Richard Ha writes:
Gourmet magazine has just ranked Alan Wong’s Restaurant in Honolulu as the Eighth Best Restaurant in America. That’s on its most recent list of the America’s Top 50 Restaurants, which it publishes every five years.
That’s pretty impressive, but Chef Alan—who uses Hamakua Springs tomatoes and lettuces at his restaurants—treats his farmers like they are the ones who are the celebrities. When Tracy and Kimo, the next generation of Hamakua Springs farmers, went to eat at his restaurant on O‘ahu recently, they were treated like celebrities.
The respect Chef Alan shows for the farm products we provide his restaurants has a big impact around here. Our people on the farm want to do a better job knowing that Chef Alan will handle our products in such a spectacular way.
When June and I attended the Tomato Fest in Carmel recently, we brought back some incredible new varieties of heirloom tomatoes. We cannot wait to harvest them and bring them to Chef Alan.

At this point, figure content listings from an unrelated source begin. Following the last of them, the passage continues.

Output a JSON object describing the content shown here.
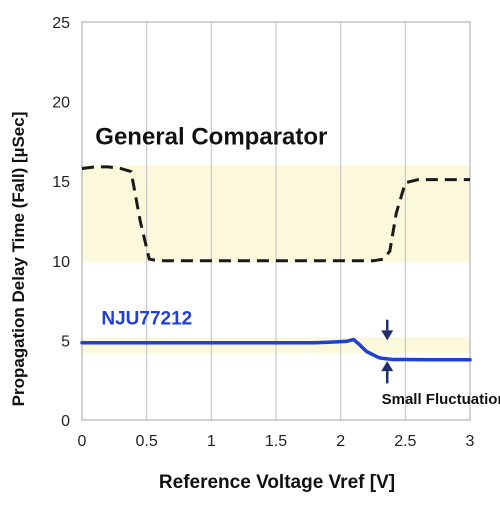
{
  "chart_data": {
    "type": "line",
    "xlabel": "Reference Voltage Vref [V]",
    "ylabel": "Propagation Delay Time (Fall) [µSec]",
    "xlim": [
      0,
      3
    ],
    "ylim": [
      0,
      25
    ],
    "x_ticks": [
      0,
      0.5,
      1,
      1.5,
      2,
      2.5,
      3
    ],
    "x_tick_labels": [
      "0",
      "0.5",
      "1",
      "1.5",
      "2",
      "2.5",
      "3"
    ],
    "y_ticks": [
      0,
      5,
      10,
      15,
      20,
      25
    ],
    "y_tick_labels": [
      "0",
      "5",
      "10",
      "15",
      "20",
      "25"
    ],
    "grid": "vertical",
    "bands": [
      {
        "y_from": 9.9,
        "y_to": 16.0,
        "color": "#fbf8dc"
      },
      {
        "y_from": 4.2,
        "y_to": 5.2,
        "color": "#fbf8dc"
      }
    ],
    "series": [
      {
        "name": "General Comparator",
        "color": "#1a1a1a",
        "style": "dashed",
        "x": [
          0,
          0.1,
          0.2,
          0.3,
          0.38,
          0.45,
          0.52,
          0.6,
          0.8,
          1.0,
          1.5,
          2.0,
          2.25,
          2.33,
          2.38,
          2.43,
          2.5,
          2.6,
          2.8,
          3.0
        ],
        "y": [
          15.8,
          15.9,
          15.9,
          15.8,
          15.6,
          12.5,
          10.1,
          10.0,
          10.0,
          10.0,
          10.0,
          10.0,
          10.0,
          10.1,
          10.6,
          13.0,
          14.9,
          15.1,
          15.1,
          15.1
        ]
      },
      {
        "name": "NJU77212",
        "color": "#1f3fd6",
        "style": "solid",
        "x": [
          0,
          0.5,
          1.0,
          1.5,
          1.8,
          1.95,
          2.05,
          2.1,
          2.15,
          2.2,
          2.3,
          2.4,
          2.5,
          2.7,
          3.0
        ],
        "y": [
          4.85,
          4.85,
          4.85,
          4.85,
          4.85,
          4.9,
          4.95,
          5.05,
          4.7,
          4.3,
          3.9,
          3.8,
          3.8,
          3.78,
          3.78
        ]
      }
    ],
    "annotations": [
      {
        "text": "General Comparator",
        "x": 1.0,
        "y": 17.3,
        "color": "#111111"
      },
      {
        "text": "NJU77212",
        "x": 0.15,
        "y": 6.0,
        "color": "#1f3fd6"
      },
      {
        "text": "Small Fluctuation",
        "x": 2.8,
        "y": 1.0,
        "color": "#111111"
      }
    ],
    "arrows": [
      {
        "name": "down",
        "x": 2.36,
        "y_from": 6.3,
        "y_to": 5.0,
        "color": "#1f2f6b"
      },
      {
        "name": "up",
        "x": 2.36,
        "y_from": 2.3,
        "y_to": 3.7,
        "color": "#1f2f6b"
      }
    ]
  }
}
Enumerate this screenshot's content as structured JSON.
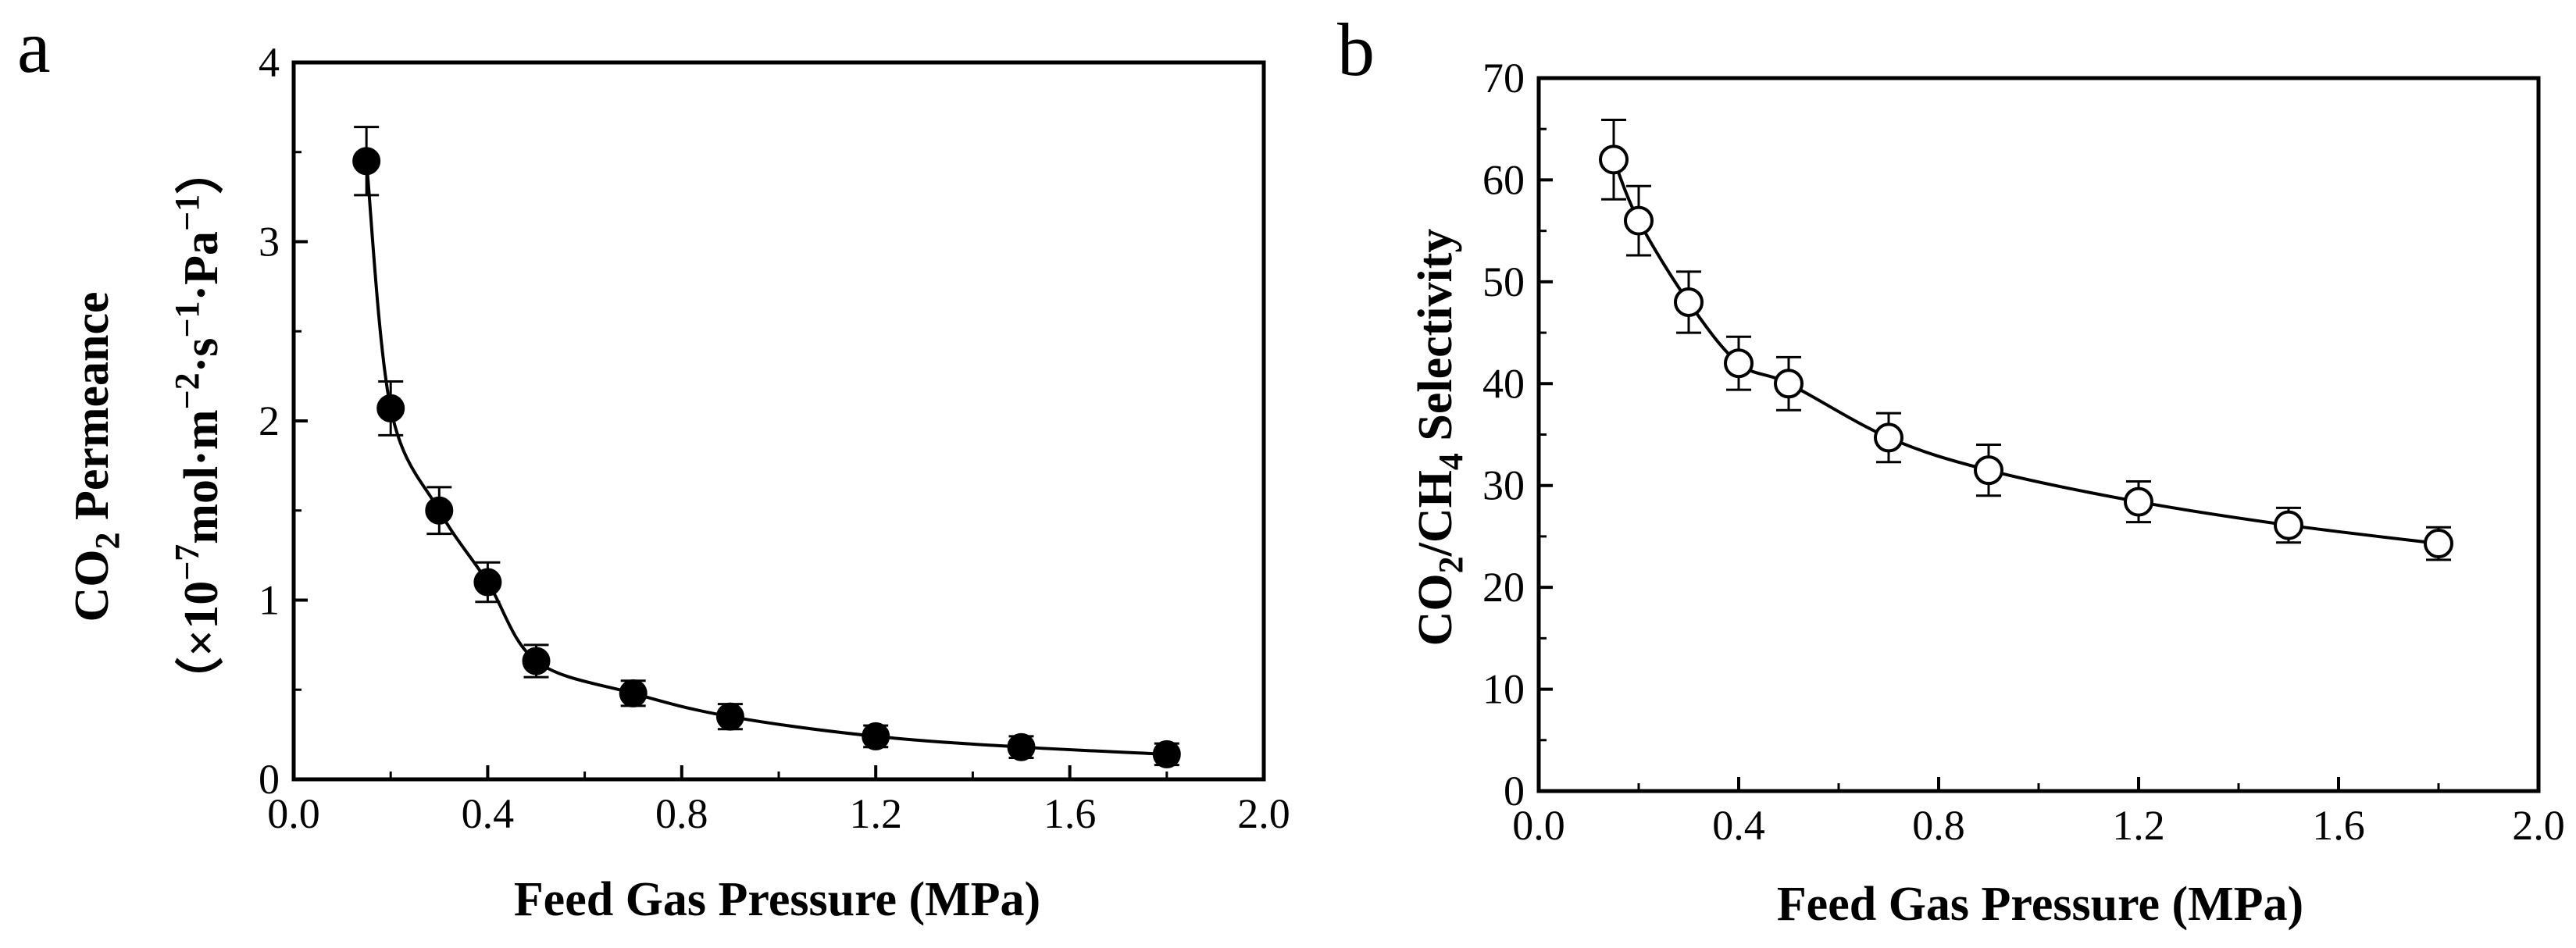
{
  "chart_data": [
    {
      "type": "line",
      "panel_label": "a",
      "xlabel": "Feed Gas Pressure (MPa)",
      "ylabel": {
        "main": "CO",
        "main_sub": "2",
        "main_rest": " Permeance",
        "units_open": "（×10",
        "units_exp1": "−7",
        "units_mid1": "mol·m",
        "units_exp2": "−2",
        "units_mid2": "·s",
        "units_exp3": "−1",
        "units_mid3": "·Pa",
        "units_exp4": "−1",
        "units_close": "）"
      },
      "xlim": [
        0.0,
        2.0
      ],
      "ylim": [
        0,
        4
      ],
      "xticks": [
        "0.0",
        "0.4",
        "0.8",
        "1.2",
        "1.6",
        "2.0"
      ],
      "yticks": [
        "0",
        "1",
        "2",
        "3",
        "4"
      ],
      "marker": "filled-circle",
      "series": [
        {
          "name": "CO2 Permeance",
          "x": [
            0.15,
            0.2,
            0.3,
            0.4,
            0.5,
            0.7,
            0.9,
            1.2,
            1.5,
            1.8
          ],
          "y": [
            3.45,
            2.07,
            1.5,
            1.1,
            0.66,
            0.48,
            0.35,
            0.24,
            0.18,
            0.14
          ],
          "err": [
            0.19,
            0.15,
            0.13,
            0.11,
            0.09,
            0.07,
            0.07,
            0.06,
            0.06,
            0.06
          ]
        }
      ]
    },
    {
      "type": "line",
      "panel_label": "b",
      "xlabel": "Feed Gas Pressure (MPa)",
      "ylabel": {
        "p1": "CO",
        "p1_sub": "2",
        "p2": "/CH",
        "p2_sub": "4",
        "p3": " Selectivity"
      },
      "xlim": [
        0.0,
        2.0
      ],
      "ylim": [
        0,
        70
      ],
      "xticks": [
        "0.0",
        "0.4",
        "0.8",
        "1.2",
        "1.6",
        "2.0"
      ],
      "yticks": [
        "0",
        "10",
        "20",
        "30",
        "40",
        "50",
        "60",
        "70"
      ],
      "marker": "open-circle",
      "series": [
        {
          "name": "CO2/CH4 Selectivity",
          "x": [
            0.15,
            0.2,
            0.3,
            0.4,
            0.5,
            0.7,
            0.9,
            1.2,
            1.5,
            1.8
          ],
          "y": [
            62,
            56,
            48,
            42,
            40,
            34.7,
            31.5,
            28.4,
            26.1,
            24.3
          ],
          "err": [
            3.9,
            3.4,
            3.0,
            2.6,
            2.6,
            2.4,
            2.5,
            2.0,
            1.7,
            1.6
          ]
        }
      ]
    }
  ]
}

Recently, Chef Alan invited me to sit in on a product development meeting with his staff. They were discussing lettuce, and I learned a lot about how important every lettuce leaf is. I pay attention now to each leaf in every salad I eat, and all because of the attention that Chef Alan pays to our products. He truly makes us better farmers.
We know that being named Eighth Best Restaurant in America is a big deal. And we know that Chef Alan makes us farmers want to do the best job we can do. For that, he’s number one in our book.